Legalized prostitution has increased the market for commercial sex in our community; this increase benefits criminal enterprises that profit from sex trafficking. Your community will become a playground for men to live out their fantasies, just like ours has. Please understand that just because the sex was paid for does not mean it was consensual. Passing this bill will hurt the very people you are claiming you want to protect.
Many supporters of the bill testified about harsh treatment by law enforcement. Let’s put serious effort and funding into training law enforcement officers to respectfully help the victims, add accountability measures for those who act out of line and violate women and children and punish the criminals: the pimps and buyers.

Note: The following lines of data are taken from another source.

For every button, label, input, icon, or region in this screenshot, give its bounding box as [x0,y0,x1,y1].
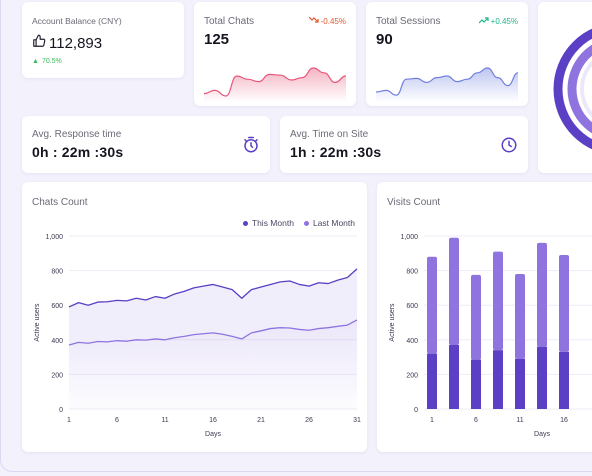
progress-ring [553,28,592,150]
total-chats-delta-value: -0.45% [320,16,346,26]
y-tick-label: 600 [406,303,418,310]
avg-time-on-site-value: 1h : 22m :30s [290,144,382,160]
bar-segment-upper [493,251,503,351]
bar-segment-lower [493,350,503,409]
avg-time-on-site-title: Avg. Time on Site [290,129,369,140]
bar-segment-lower [559,351,569,409]
y-tick-label: 400 [406,338,418,345]
total-chats-title: Total Chats [204,16,255,27]
series-line-this-month [68,268,358,308]
x-tick-label: 11 [161,417,168,424]
account-balance-title: Account Balance (CNY) [32,16,122,26]
y-tick-label: 0 [59,407,63,414]
sparkline-line [375,67,519,96]
y-tick-label: 400 [51,338,63,345]
account-balance-row: 112,893 [32,34,102,53]
total-chats-delta: -0.45% [308,16,346,26]
x-tick-label: 1 [430,417,434,424]
visits-count-title: Visits Count [387,197,441,208]
avg-response-time-card: Avg. Response time 0h : 22m :30s [22,116,270,173]
bar-segment-upper [515,274,525,359]
total-chats-sparkline [203,67,347,102]
y-tick-label: 200 [406,372,418,379]
bar-segment-lower [515,358,525,409]
account-balance-card: Account Balance (CNY) 112,893 ▲ 70.5% [22,2,184,78]
avg-response-time-value: 0h : 22m :30s [32,144,124,160]
legend-this-month-label: This Month [251,218,294,228]
total-sessions-title: Total Sessions [376,16,441,27]
progress-ring-card [538,2,592,173]
y-tick-label: 1,000 [400,234,418,241]
arrow-up-icon: ▲ [32,58,39,65]
chats-count-card: Chats Count This Month Last Month 0 200 40… [22,182,367,452]
bar-segment-lower [537,346,547,409]
bar-segment-lower [449,344,459,409]
y-tick-label: 200 [51,372,63,379]
y-axis-label: Active users [389,303,396,342]
y-axis-label: Active users [34,303,41,342]
x-axis-label: Days [205,431,221,438]
total-sessions-delta: +0.45% [478,16,518,26]
sparkline-area [376,68,518,102]
x-tick-label: 16 [209,417,217,424]
y-tick-label: 800 [51,269,63,276]
total-chats-value: 125 [204,31,230,48]
y-tick-label: 0 [414,407,418,414]
legend-last-month-dot [303,220,309,226]
y-tick-label: 800 [406,269,418,276]
x-tick-label: 31 [353,417,361,424]
visits-count-card: Visits Count 0 200 400 600 800 1,000 Active us… [377,182,592,452]
trend-up-icon [478,16,489,26]
account-balance-value: 112,893 [49,35,103,52]
bar-segment-upper [537,242,547,347]
account-change: ▲ 70.5% [32,58,62,65]
bar-segment-upper [559,255,569,352]
total-sessions-card: Total Sessions 90 +0.45% [366,2,528,106]
x-axis-label: Days [534,431,550,438]
legend-this-month[interactable]: This Month [242,218,294,228]
legend-last-month[interactable]: Last Month [303,218,355,228]
bar-segment-upper [449,237,459,345]
x-tick-label: 21 [257,417,265,424]
sparkline-line [203,67,347,97]
series-line-last-month [68,319,358,346]
legend-last-month-label: Last Month [312,218,355,228]
total-chats-card: Total Chats 125 -0.45% [194,2,356,106]
avg-time-on-site-card: Avg. Time on Site 1h : 22m :30s [280,116,528,173]
thumbs-up-icon [32,34,46,53]
series-lower-area [69,319,357,409]
y-tick-label: 1,000 [45,234,63,241]
chats-count-legend: This Month Last Month [242,218,355,228]
legend-this-month-dot [242,220,248,226]
bar-segment-upper [471,274,481,360]
x-tick-label: 1 [67,417,71,424]
bar-segment-lower [427,353,437,409]
bar-segment-lower [471,359,481,409]
x-tick-label: 16 [560,417,568,424]
x-tick-label: 26 [305,417,313,424]
x-tick-label: 6 [474,417,478,424]
avg-response-time-title: Avg. Response time [32,129,122,140]
total-sessions-delta-value: +0.45% [490,16,518,26]
y-tick-label: 600 [51,303,63,310]
trend-down-icon [308,16,319,26]
bar-segment-upper [427,256,437,354]
x-tick-label: 6 [115,417,119,424]
account-change-value: 70.5% [41,58,62,65]
clock-icon [500,136,518,159]
x-tick-label: 11 [516,417,523,424]
total-sessions-sparkline [375,67,519,102]
series-band-area [69,268,357,345]
chats-count-title: Chats Count [32,197,88,208]
total-sessions-value: 90 [376,31,393,48]
stopwatch-icon [242,136,260,159]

We ask that you listen to survivors; pimping and buying sex are behaviors that should not be encouraged or tolerated. The premise of decriminalization and legalization is wrong. Legalization has given men who buy sex permission to be degrading, harmful and violent to women. Full decriminalization does not make prostitution safer. Being bought for sex is not harmful because its’ illegal, it is illegal because it’s harmful. We know firsthand the life-long trauma that occurs from being bought and sold for sex. We urge the committee not to pass the cleverly disguised Community Health and Safety Act of 2019.